Av-vo-cà-to
Dal latino advocatus, participio passato di advocare ‘chiamare a sé, chiamare in aiuto’.
Quali sono le ragioni che portano un avvocato, consapevole delle colpe del proprio cliente, a difenderlo?

Partiamo dalla fonte massima delle nostre leggi: la Costituzione. Ai sensi dell’art. 24. la difesa in giudizio è un diritto inviolabile, mentre secondo l’art.27 Cost. l’imputato è presunto innocente, fino alla sentenza definitiva. L’equo e giusto processo è un fondamentale diritto dell’uomo (art. 10 Dichiarazione Universale dei Diritti dell’Uomo, art. 6 CEDU, art. 111 Cost.) da cui deriva che chiunque, a prescindere dalla condanna, ha diritto alle garanzie e ai vantaggi che la legge concede.

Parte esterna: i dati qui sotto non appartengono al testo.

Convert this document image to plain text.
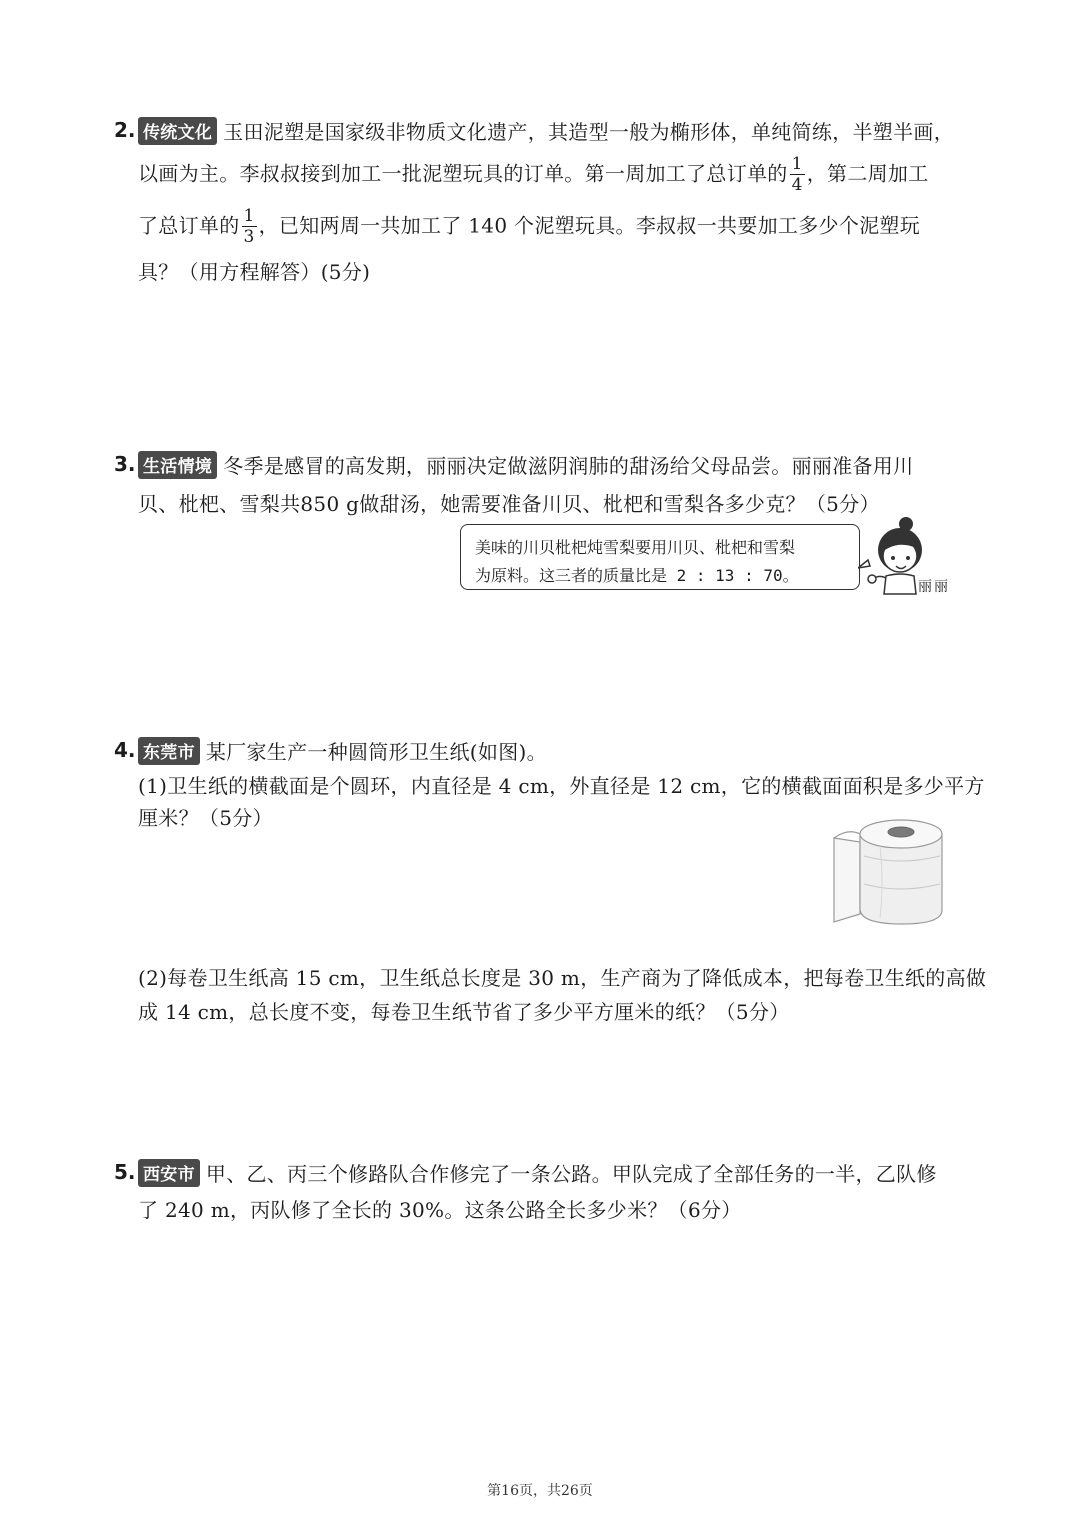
2. 传统文化 玉田泥塑是国家级非物质文化遗产，其造型一般为椭形体，单纯简练，半塑半画，
以画为主。李叔叔接到加工一批泥塑玩具的订单。第一周加工了总订单的 $\frac{1}{4}$ ，第二周加工
了总订单的 $\frac{1}{3}$ ，已知两周一共加工了 140 个泥塑玩具。李叔叔一共要加工多少个泥塑玩
具？（用方程解答）(5分)
3. 生活情境 冬季是感冒的高发期，丽丽决定做滋阴润肺的甜汤给父母品尝。丽丽准备用川
贝、枇杷、雪梨共850 g做甜汤，她需要准备川贝、枇杷和雪梨各多少克？（5分）
美味的川贝枇杷炖雪梨要用川贝、枇杷和雪梨
为原料。这三者的质量比是 2 : 13 : 70。
丽丽
4. 东莞市 某厂家生产一种圆筒形卫生纸(如图)。
(1)卫生纸的横截面是个圆环，内直径是 4 cm，外直径是 12 cm，它的横截面面积是多少平方
厘米？（5分）
(2)每卷卫生纸高 15 cm，卫生纸总长度是 30 m，生产商为了降低成本，把每卷卫生纸的高做
成 14 cm，总长度不变，每卷卫生纸节省了多少平方厘米的纸？（5分）
5. 西安市 甲、乙、丙三个修路队合作修完了一条公路。甲队完成了全部任务的一半，乙队修
了 240 m，丙队修了全长的 30%。这条公路全长多少米？（6分）
第16页，共26页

L’avvocato Penalista pertanto non può, per una propria morale, non difendere i presunti responsabili dei reati anche più gravi. Egli non giustifica né sostiene il comportamento del reo, ma rappresenta la persona, facendo emergere la verità processuale nel rispetto dei principi di giustizia del diritto penale e sfruttando tutti i mezzi per ottenere la sentenza più conforme al diritto.

Il pregiudizio morale non può dunque appartenere all’avvocato, consapevole anche delle colpe del proprio assistito, nell’esercizio della sua funzione sociale.

Nell’articolo su la Repubblica di ieri è stato menzionato il nostro Studio Legale, nella persona dell’Avv. Francesco Piscazzi che, insieme all’Avv. Luca Bruno assiste Saverio Mesecorto, accusato e reo confesso dell’omicidio della 81enne Anna Lucia Lupelli.
Un delitto nato dalla disperazione di una condizione economica precaria, dovuta ad un lavoro malpagato e alla necessità di dover mantenere 4 figli, 2 dei quali minorenni.